Alors que l’intelligence artificielle (IA) s’apprête à redéfinir l’équilibre des économies mondiales, plusieurs pays d’Afrique centrale, à l’instar du Cameroun, s’organisent pour en tirer parti. C’est dans ce contexte que se tient à Yaoundé une conférence internationale d’envergure, placée sous le thème « Intelligence artificielle : pour tous en Afrique centrale ». L’événement, soutenu par la Chaire UNESCO Afrique centrale « Accès TIC », a pour ambition de renforcer les capacités régionales et de promouvoir une appropriation souveraine, inclusive et éthique de l’IA.
Selon les dernières projections de la Conférence des Nations Unies sur le commerce et le développement (CNUCED), l’intelligence artificielle pourrait affecter jusqu’à 40 % des emplois dans le monde d’ici 2033, avec une valeur marchande estimée à 4 800 milliards de dollars, soit l’équivalent du produit intérieur brut de l’Allemagne.

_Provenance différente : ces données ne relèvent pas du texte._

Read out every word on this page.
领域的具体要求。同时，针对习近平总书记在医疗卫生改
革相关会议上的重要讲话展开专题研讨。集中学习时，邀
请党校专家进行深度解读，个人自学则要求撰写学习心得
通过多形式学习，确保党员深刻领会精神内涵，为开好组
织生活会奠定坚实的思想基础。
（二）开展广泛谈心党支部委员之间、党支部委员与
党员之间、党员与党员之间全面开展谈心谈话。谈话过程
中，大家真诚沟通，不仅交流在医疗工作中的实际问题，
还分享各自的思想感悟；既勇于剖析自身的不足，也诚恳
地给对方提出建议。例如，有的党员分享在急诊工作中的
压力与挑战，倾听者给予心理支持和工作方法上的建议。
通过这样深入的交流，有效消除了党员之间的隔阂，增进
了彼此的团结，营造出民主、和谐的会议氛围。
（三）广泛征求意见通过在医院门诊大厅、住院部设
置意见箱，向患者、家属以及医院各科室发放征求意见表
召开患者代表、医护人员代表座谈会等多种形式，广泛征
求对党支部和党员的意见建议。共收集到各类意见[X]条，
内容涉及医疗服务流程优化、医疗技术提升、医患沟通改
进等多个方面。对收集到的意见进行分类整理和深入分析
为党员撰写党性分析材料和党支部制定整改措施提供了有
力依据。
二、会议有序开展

Ces chiffres traduisent l’urgence pour les pays africains de développer des politiques publiques adaptées et des infrastructures numériques résilientes.
La conférence se déroule au Relaxe Hôtel-Nkozoa, à Yaoundé, et réunit neuf intervenants venus de quatre pays : cinq de France, deux du Cameroun, un d’Italie et un de Tunisie.
Trois jours pour analyser, apprendre et anticiper
Structurée sur trois journées, la conférence aborde les grands enjeux liés à l’IA dans les institutions, la gestion des données et la cybersécurité. Le programme alterne conférences, tables rondes, ateliers pratiques et démonstrations technologiques.
Jour 1 – Comprendre les fondements de l’IA
La première journée a été consacrée à la compréhension des bases de l’intelligence artificielle, de son historique à ses applications concrètes. La cérémonie d’ouverture officielle, présidée par les autorités camerounaises, a été marquée par l’intervention de la ministre des Postes et Télécommunications, Minette Libom Li Likeng. Elle a déclaré :
« L’intelligence artificielle, autrefois perçue comme un horizon lointain de la science, est aujourd’hui une réalité concrète et transversale, qui transforme profondément nos économies, nos institutions et notre quotidien. »
Les conférences ont mis en lumière le potentiel de l’IA comme levier de transformation institutionnelle en Afrique. Un expert français a souligné que « l’IA, si elle est bien encadrée, peut devenir un outil de service public plus efficace, transparent et accessible ».
Des cas d’usage ont été présentés par la France et l’Italie, suivis d’un atelier pratique sur les outils d’IA tels que les chatbots ou les IA génératives. Une table ronde conclusive a permis de discuter des enjeux d’éthique, des biais algorithmiques et de la gouvernance.
Jour 2 – Encadrer la gestion des données
La deuxième journée s’est articulée autour de la protection des données personnelles, un enjeu majeur dans l’ère de l’intelligence artificielle. Le ministère camerounais des Postes et Télécommunications a exposé les cadres juridiques nationaux et leur articulation avec le Règlement général sur la protection des données (RGPD) européen.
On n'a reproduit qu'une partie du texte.